Nevertheless, Ringle said, he hoped that the future would hold more permanent solutions for housing for people experiencing homelessness. The current situation is daunting, Ringle said. Dipping temperatures and other factors, such as harassment of residents of the Thane campground by bears, are pushing more people to the shelter, Ringle said.
“We have a much better idea of the needs of warming shelter clients than we did two and three years ago,” Ringle said, as a data management system has helped assist collecting that information. “The Juneau Coalition on Housing and Homelessness would like to have a plan in place to get more people in housing rather than shelter.”

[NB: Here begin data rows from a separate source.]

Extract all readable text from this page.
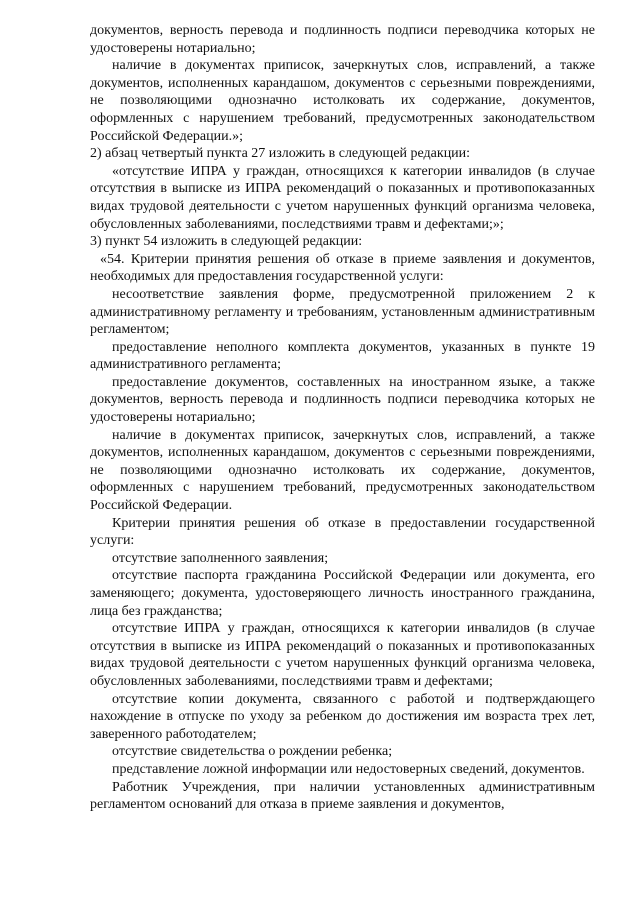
документов, верность перевода и подлинность подписи переводчика которых не удостоверены нотариально;

наличие в документах приписок, зачеркнутых слов, исправлений, а также документов, исполненных карандашом, документов с серьезными повреждениями, не позволяющими однозначно истолковать их содержание, документов, оформленных с нарушением требований, предусмотренных законодательством Российской Федерации.»;

2) абзац четвертый пункта 27 изложить в следующей редакции:

«отсутствие ИПРА у граждан, относящихся к категории инвалидов (в случае отсутствия в выписке из ИПРА рекомендаций о показанных и противопоказанных видах трудовой деятельности с учетом нарушенных функций организма человека, обусловленных заболеваниями, последствиями травм и дефектами;»;

3) пункт 54 изложить в следующей редакции:

«54. Критерии принятия решения об отказе в приеме заявления и документов, необходимых для предоставления государственной услуги:

несоответствие заявления форме, предусмотренной приложением 2 к административному регламенту и требованиям, установленным административным регламентом;

предоставление неполного комплекта документов, указанных в пункте 19 административного регламента;

предоставление документов, составленных на иностранном языке, а также документов, верность перевода и подлинность подписи переводчика которых не удостоверены нотариально;

наличие в документах приписок, зачеркнутых слов, исправлений, а также документов, исполненных карандашом, документов с серьезными повреждениями, не позволяющими однозначно истолковать их содержание, документов, оформленных с нарушением требований, предусмотренных законодательством Российской Федерации.

Критерии принятия решения об отказе в предоставлении государственной услуги:

отсутствие заполненного заявления;

отсутствие паспорта гражданина Российской Федерации или документа, его заменяющего; документа, удостоверяющего личность иностранного гражданина, лица без гражданства;

отсутствие ИПРА у граждан, относящихся к категории инвалидов (в случае отсутствия в выписке из ИПРА рекомендаций о показанных и противопоказанных видах трудовой деятельности с учетом нарушенных функций организма человека, обусловленных заболеваниями, последствиями травм и дефектами;

отсутствие копии документа, связанного с работой и подтверждающего нахождение в отпуске по уходу за ребенком до достижения им возраста трех лет, заверенного работодателем;

отсутствие свидетельства о рождении ребенка;

представление ложной информации или недостоверных сведений, документов.

Работник Учреждения, при наличии установленных административным регламентом оснований для отказа в приеме заявления и документов,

Programs to help residents experiencing homelessness into more permanent housing, such as Housing First, which just opened its second phase housing, are hampered by COVID increasing the difficulty of obtaining necessary paperwork, Ringle said.
“Getting a social security card in COVID times is a lot harder than in normal times,” Ringle said. “The people in the shelter are barely hanging on in the best of times. It’s a tough situation.”
There are roughly 60 living spaces available between the first and second phases, Juneau City Manager Rorie Watt said during a phone interview, with no current plans to construct more.
“From the city’s perspective, it’s always a question of the unsheltered population — is it growing? Is it not growing?” Watt said. “Everyone on the Assembly got on board to do something to help.”